Os documentos de trabalho e as intervenções nas reuniões revelaram objectivamente que as pessoas mais influentes no estabelecimento duma linha de pensamento e acção não tinham (e creio que ainda hoje continuam a não ter) uma noção aproximada do que seja uma auditoria cidadã, confundindo-a com um processo de auditoria técnica, contabilística, economicista, levada a cabo por técnicos, apenas diferindo duma empresa de auditoria técnica pelo facto de não serem principescamente pagos e não terem um cartão de livre acesso aos documentos do Estado.

Segundo o bloguer e membro à época da iniciativa cidadã, a iniciativa orienta-se pela procura da reestruturação da dívida, recusando a tese da suspensão do pagamento ou da anulação total ou parcial da mesma.

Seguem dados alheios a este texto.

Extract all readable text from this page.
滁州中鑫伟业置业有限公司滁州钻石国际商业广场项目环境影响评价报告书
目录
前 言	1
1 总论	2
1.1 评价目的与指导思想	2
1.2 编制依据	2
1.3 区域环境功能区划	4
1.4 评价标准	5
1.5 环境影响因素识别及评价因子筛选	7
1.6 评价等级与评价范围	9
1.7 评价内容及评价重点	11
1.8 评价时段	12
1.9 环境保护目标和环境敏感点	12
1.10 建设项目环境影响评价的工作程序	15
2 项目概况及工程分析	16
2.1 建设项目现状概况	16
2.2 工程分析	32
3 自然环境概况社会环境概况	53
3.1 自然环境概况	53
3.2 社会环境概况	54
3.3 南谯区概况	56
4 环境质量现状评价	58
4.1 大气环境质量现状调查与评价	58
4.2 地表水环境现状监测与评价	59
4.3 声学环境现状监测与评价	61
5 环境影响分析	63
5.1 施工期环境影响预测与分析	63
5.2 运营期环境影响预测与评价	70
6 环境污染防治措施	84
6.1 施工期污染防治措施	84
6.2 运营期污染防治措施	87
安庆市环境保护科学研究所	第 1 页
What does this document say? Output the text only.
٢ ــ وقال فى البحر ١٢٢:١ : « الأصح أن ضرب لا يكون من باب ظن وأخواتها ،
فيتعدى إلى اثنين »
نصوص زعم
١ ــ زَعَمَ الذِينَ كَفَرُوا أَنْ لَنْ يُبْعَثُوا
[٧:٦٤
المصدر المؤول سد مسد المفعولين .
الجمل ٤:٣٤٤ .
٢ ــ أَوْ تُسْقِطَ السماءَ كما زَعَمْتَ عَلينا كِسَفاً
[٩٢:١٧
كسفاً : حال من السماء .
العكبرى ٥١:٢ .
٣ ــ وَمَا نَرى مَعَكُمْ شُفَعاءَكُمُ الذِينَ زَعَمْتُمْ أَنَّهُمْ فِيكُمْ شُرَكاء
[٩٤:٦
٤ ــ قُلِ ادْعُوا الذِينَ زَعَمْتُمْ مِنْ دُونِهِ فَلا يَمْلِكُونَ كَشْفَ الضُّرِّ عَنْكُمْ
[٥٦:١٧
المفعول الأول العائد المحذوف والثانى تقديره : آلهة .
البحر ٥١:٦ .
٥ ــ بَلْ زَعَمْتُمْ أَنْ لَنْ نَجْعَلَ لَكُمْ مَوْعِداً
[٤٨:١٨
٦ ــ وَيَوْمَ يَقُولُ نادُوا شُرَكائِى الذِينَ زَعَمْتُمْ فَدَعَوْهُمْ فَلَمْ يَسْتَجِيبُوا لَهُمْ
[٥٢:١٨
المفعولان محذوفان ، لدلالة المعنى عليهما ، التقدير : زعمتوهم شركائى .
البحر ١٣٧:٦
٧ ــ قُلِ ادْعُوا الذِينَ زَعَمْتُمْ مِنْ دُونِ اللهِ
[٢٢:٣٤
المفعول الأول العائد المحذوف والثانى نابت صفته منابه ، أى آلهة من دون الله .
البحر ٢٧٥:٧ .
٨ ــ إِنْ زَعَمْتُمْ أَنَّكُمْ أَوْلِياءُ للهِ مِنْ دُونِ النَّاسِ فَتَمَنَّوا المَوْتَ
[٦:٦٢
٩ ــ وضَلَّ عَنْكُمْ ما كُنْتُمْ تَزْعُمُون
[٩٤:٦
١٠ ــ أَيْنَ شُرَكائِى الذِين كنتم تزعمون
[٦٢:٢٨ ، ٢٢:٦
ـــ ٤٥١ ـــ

No entanto, esta tese foi reiterada inequivocamente por Éric Toussaint, presidente do Comité de Anulação da Dívida do Terceiro Mundo. Para sair da crise, “é preciso ‘romper com a troika’ e obrigá-la a ‘renegociar a dívida'”. Apesar do politólogo e professor universitário belga ter participado nos trabalhos preparatórios da IAC, constatou-se que esta linha de acção não vingou.

Grafiti numa rua de Lisboa, "Escapa do sistema" - lê-se na legenda: "Homem à procura de dinheiro para o bilhete". Foto de Trois Têtes (TT) no Flickr (CC BY-NC 2.0)

Grafiti numa rua de Lisboa, “Escapa do sistema” – lê-se na legenda: “Homem à procura de dinheiro para o bilhete”. Foto de Trois Têtes (TT) no Flickr (CC BY-NC 2.0)

Uma visão crítica mais sustentada sobre o processo da auditoria à dívida pública portuguesa tem sido desenvolvido pelo economista Vítor Lima, no blogue Grazia Tanta. Demonstrando as diferenças com o caso do Equador, da Islândia e da Grécia, o internauta argumenta que

sem um movimento social que alicerce a recusa do pagamento da dívida como base para a sua contestação em termos técnicos, das partes válidas e das vigarices, qualquer auditoria será feita nos termos e com as conclusões que o corrupto poder político em Portugal entender.

O pessimismo de vários bloggers quanto aos métodos adoptados para a auditoria cidadã adensam o problema de como lidar com uma dívida pública colectivizada e cujas consequências atingem, mais recentemente, a classe média, mas sobretudo as classes desfavorecidas.

Enquanto isso, no final de Março foi anunciada a escolha da consultora Ernst & Young para a realização da auditoria às parcerias público-privadas (PPP) prevista no programa de assistência financeira assinado com a troika, por parte do Ministério das Finanças. Em Maio a IAC pediu à Procuradoria-Geral da República a anulação da adjudicação da análise à consultora, considerando existir um “flagrante conflito de interesses” já que há registo de prestação de serviços a empresas que “estão envolvidas, isoladamente ou em consórcios, em várias das PPP e concessões sujeitas à auditoria”.

Embora a procissão à auditoria ainda vá no adro a certidão passada por Rui Viana no Cadpp parece lapidar:

Continua a ser um mistério absoluto para as pessoas interessadas na questão, para a comunicação social e para a sociedade em geral, e até para a generalidade dos participantes e subscritores da iniciativa, o que estará a passar-se dentro da comissão de auditoria cidadã, o que estará ela a fazer à porta fechada, ou mesmo se alguma coisa se passará; ou se terá sido morta e enterrada sem declaração pública de óbito.